Des dizaines de rivières dans le monde recèlent d’importantes concentrations d’antibiotiques, démontre une étude menée par deux chercheurs de l’Université York, en Grande-Bretagne.
Il s’agit, selon les chercheurs, de la première étude de suivi qui tente d’identifier les points névralgiques de la contamination pharmaceutique à travers le monde.
Ce qu’elle dépeint est inquiétant puisqu’ils ont trouvé une quantité élevée d’antibiotiques dans 65 % des 711 sites testés. Dans certains cas, les taux sont 300 fois plus élevés que les niveaux considérés sécuritaires.
Les systèmes fluviaux contenant les plus hauts niveaux d’antibiotiques se trouvent en Afrique et en Asie, mais certains en Europe ainsi qu’en Amérique du Nord et du Sud enregistrent aussi des niveaux préoccupants.
Les cours d’eau où les chercheurs ont découvert les plus hauts niveaux d’antibiotiques se situent au Bangladesh, au Pakistan, au Kenya, au Ghana et au Nigeria.
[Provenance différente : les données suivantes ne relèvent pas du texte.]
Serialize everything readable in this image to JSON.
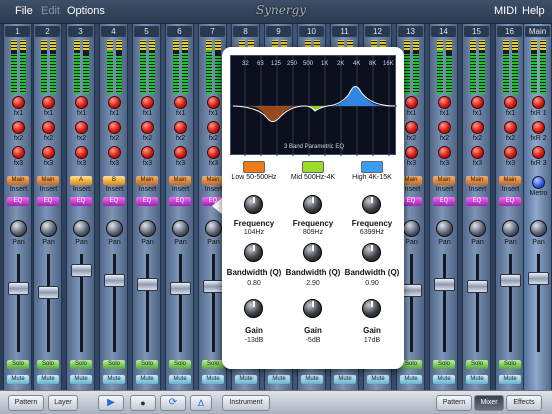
{
  "menu": {
    "file": "File",
    "edit": "Edit",
    "options": "Options",
    "logo": "Synergy",
    "midi": "MIDI",
    "help": "Help"
  },
  "channels": {
    "labels": [
      "1",
      "2",
      "3",
      "4",
      "5",
      "6",
      "7",
      "8",
      "9",
      "10",
      "11",
      "12",
      "13",
      "14",
      "15",
      "16"
    ],
    "master": "Main"
  },
  "strip": {
    "fx1": "fx1",
    "fx2": "fx2",
    "fx3": "fx3",
    "main": "Main",
    "a": "A",
    "b": "B",
    "insert": "Insert",
    "eq": "EQ",
    "pan": "Pan",
    "solo": "Solo",
    "mute": "Mute",
    "fxr1": "fxR 1",
    "fxr2": "fxR 2",
    "fxr3": "fxR 3",
    "metro": "Metro"
  },
  "eq": {
    "freqs": [
      "32",
      "63",
      "125",
      "250",
      "500",
      "1K",
      "2K",
      "4K",
      "8K",
      "16K"
    ],
    "title": "3 Band Parametric EQ",
    "bands": [
      {
        "label": "Low 50-500Hz",
        "color": "#f07a1a",
        "freq_title": "Frequency",
        "freq": "104Hz",
        "bw_title": "Bandwidth (Q)",
        "bw": "0.80",
        "gain_title": "Gain",
        "gain": "-13dB"
      },
      {
        "label": "Mid 500Hz-4K",
        "color": "#9bdc2a",
        "freq_title": "Frequency",
        "freq": "809Hz",
        "bw_title": "Bandwidth (Q)",
        "bw": "2.90",
        "gain_title": "Gain",
        "gain": "-5dB"
      },
      {
        "label": "High 4K-15K",
        "color": "#3a9cf2",
        "freq_title": "Frequency",
        "freq": "6399Hz",
        "bw_title": "Bandwidth (Q)",
        "bw": "0.90",
        "gain_title": "Gain",
        "gain": "17dB"
      }
    ]
  },
  "toolbar": {
    "pattern": "Pattern",
    "layer": "Layer",
    "instrument": "Instrument",
    "play_icon": "play-icon",
    "record_icon": "record-icon",
    "loop_icon": "loop-icon",
    "metronome_icon": "metronome-icon",
    "view_pattern": "Pattern",
    "view_mixer": "Mixer",
    "view_effects": "Effects",
    "selected_view": "Mixer"
  }
}
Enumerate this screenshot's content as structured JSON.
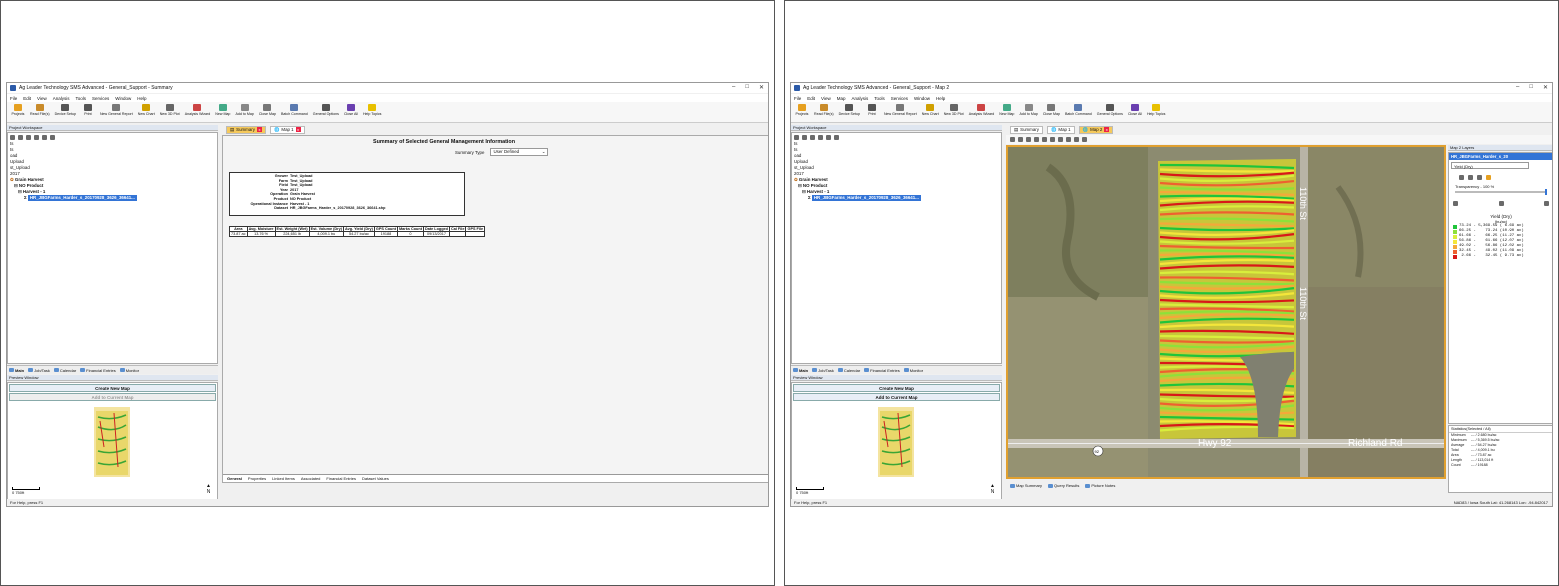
{
  "left": {
    "title": "Ag Leader Technology SMS Advanced - General_Support - Summary",
    "menu": [
      "File",
      "Edit",
      "View",
      "Analysis",
      "Tools",
      "Services",
      "Window",
      "Help"
    ],
    "toolbar": [
      "Projects",
      "Read File(s)",
      "Device Setup",
      "Print",
      "New General Report",
      "New Chart",
      "New 3D Plot",
      "Analysis Wizard",
      "New Map",
      "Add to Map",
      "Close Map",
      "Batch Command",
      "General Options",
      "Close All",
      "Help Topics"
    ],
    "workspace_title": "Project Workspace",
    "tree": [
      "ts",
      "ts",
      "oad",
      "Upload",
      "st_Upload",
      "2017",
      "Grain Harvest",
      "NO Product",
      "Harvest - 1",
      "HR_JBGFarms_Harder_s_20170928_3626_36641..."
    ],
    "ws_tabs": [
      "Main",
      "Job/Task",
      "Calendar",
      "Financial Entries",
      "Monitor"
    ],
    "preview_title": "Preview Window",
    "create_map": "Create New Map",
    "add_current": "Add to Current Map",
    "scale": "0      750ft",
    "north": "N",
    "status": "For Help, press F1",
    "doc_tabs": [
      "Summary",
      "Map 1"
    ],
    "report_title": "Summary of Selected General Management Information",
    "summary_type_label": "Summary Type",
    "summary_type_value": "User Defined",
    "info": [
      [
        "Grower",
        "Test_Upload"
      ],
      [
        "Farm",
        "Test_Upload"
      ],
      [
        "Field",
        "Test_Upload"
      ],
      [
        "Year",
        "2017"
      ],
      [
        "Operation",
        "Grain Harvest"
      ],
      [
        "Product",
        "NO Product"
      ],
      [
        "Operational Instance",
        "Harvest - 1"
      ],
      [
        "Dataset",
        "HR_JBGFarms_Harder_s_20170928_3626_36641.shp"
      ]
    ],
    "table_headers": [
      "Area",
      "Avg. Moisture",
      "Est. Weight (Wet)",
      "Est. Volume (Dry)",
      "Avg. Yield (Dry)",
      "GPS Count",
      "Marks Count",
      "Date Logged",
      "Cal File",
      "GPS File"
    ],
    "table_row": [
      "73.87 ac",
      "13.76 %",
      "224,651 lb",
      "4,009.1 bu",
      "54.27 bu/ac",
      "19188",
      "0",
      "09/13/2017",
      "",
      ""
    ],
    "bottom_tabs": [
      "General",
      "Properties",
      "Linked Items",
      "Associated",
      "Financial Entries",
      "Dataset Values"
    ]
  },
  "right": {
    "title": "Ag Leader Technology SMS Advanced - General_Support - Map 2",
    "menu": [
      "File",
      "Edit",
      "View",
      "Map",
      "Analysis",
      "Tools",
      "Services",
      "Window",
      "Help"
    ],
    "doc_tabs": [
      "Summary",
      "Map 1",
      "Map 2"
    ],
    "layers_title": "Map 2 Layers",
    "layer_name": "HR_JBGFarms_Harder_s_20",
    "layer_attr": "Yield (Dry)",
    "transparency": "Transparency - 100 %",
    "legend_title": "Yield (Dry)",
    "legend_unit": "(bu/ac)",
    "legend": [
      {
        "range": "73.24 - 5,369.59 ( 6.69 ac)",
        "color": "#1fc43a"
      },
      {
        "range": "66.25 -    73.24 (10.90 ac)",
        "color": "#8ee03a"
      },
      {
        "range": "61.66 -    66.25 (11.27 ac)",
        "color": "#d9ee3c"
      },
      {
        "range": "56.86 -    61.66 (12.07 ac)",
        "color": "#f4e63a"
      },
      {
        "range": "49.02 -    56.86 (12.02 ac)",
        "color": "#f4a83a"
      },
      {
        "range": "32.45 -    49.02 (11.09 ac)",
        "color": "#ee6030"
      },
      {
        "range": " 2.66 -    32.45 ( 9.73 ac)",
        "color": "#d81818"
      }
    ],
    "stats_title": "Statistics(Selected / All)",
    "stats": [
      [
        "Minimum",
        "--- / 2.680 bu/ac"
      ],
      [
        "Maximum",
        "--- / 5,369.5 bu/ac"
      ],
      [
        "Average",
        "--- / 54.27 bu/ac"
      ],
      [
        "Total",
        "--- / 4,009.1 bu"
      ],
      [
        "Area",
        "--- / 73.87 ac"
      ],
      [
        "Length",
        "--- / 113,014 ft"
      ],
      [
        "Count",
        "--- / 19188"
      ]
    ],
    "road_labels": {
      "hwy": "Hwy 92",
      "richland": "Richland Rd",
      "n_road": "110th St",
      "road_shield": "92"
    },
    "map_tabs": [
      "Map Summary",
      "Query Results",
      "Picture Notes"
    ],
    "coords": "NAD83 / Iowa South   Lat: 41.268143  Lon: -94.842017"
  }
}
Ces données ne surprennent pas Pedro A. Segura, professeur adjoint au Laboratoire de chimie analytique et environnementale du Département de chimie de l’Université de Sherbrooke qui a dirigé, en 2015, une étude comparative recensant les données existantes sur la présence mondiale d’antibiotiques dans les eaux de surface. « Les concentrations d’antibiotiques étaient considérablement plus élevées dans les pays à faible revenu par rapport aux pays à revenu élevé », explique-t-il.
L’étude de l’Université York révèle que les sites où l’on a mesuré les plus hautes concentrations d’antibiotiques se trouvaient habituellement à proximité de systèmes de traitement des eaux usées ou de décharges d’ordures ou d’égouts.
Il ne faut donc pas croire que la majorité des rivières du monde sont intégralement contaminées, nuance le professeur Segura. « Ça dépend vraiment de l’endroit où l’on va prendre les échantillons. »
La résistance aux antibiotiques
L’antibiotique le plus présent dans l’échantillonnage est le trimethoprim, retrouvé dans 307 des 711 sites testés, et dont on se sert pour traiter les infections urinaires. Les chercheurs ont aussi trouvé des concentrations très élevées de metronidazole et de ciprofloxacin, tous deux utilisés contre des infections bactériologiques.
La présence de ces substances dans l’eau inquiète la communauté scientifique parce qu’elle pourrait mener au développement de la résistance aux antibiotiques chez les bactéries, explique Pedro A. Segura. « Lorsque les antibiotiques se retrouvent dans un milieu donné, les bactéries qui sont capables de développer des outils pour détruire ces antibiotiques vont devenir de plus en plus importantes, tandis que celles qui ne le sont pas vont devenir moins importantes. » Donc, on va se retrouver avec un ensemble de bactéries de plus en plus résistantes à un plus grand nombre d’antibiotiques.
Un autre point à prendre en compte, mais sur lequel on est sait encore très peu, est l’impact des antibiotiques sur les organismes non ciblés, tels que les algues et les crustacés. On devrait cependant s’en soucier davantage, « étant donné qu’ils sont à la base de la chaîne alimentaire », ajoute M. Segura.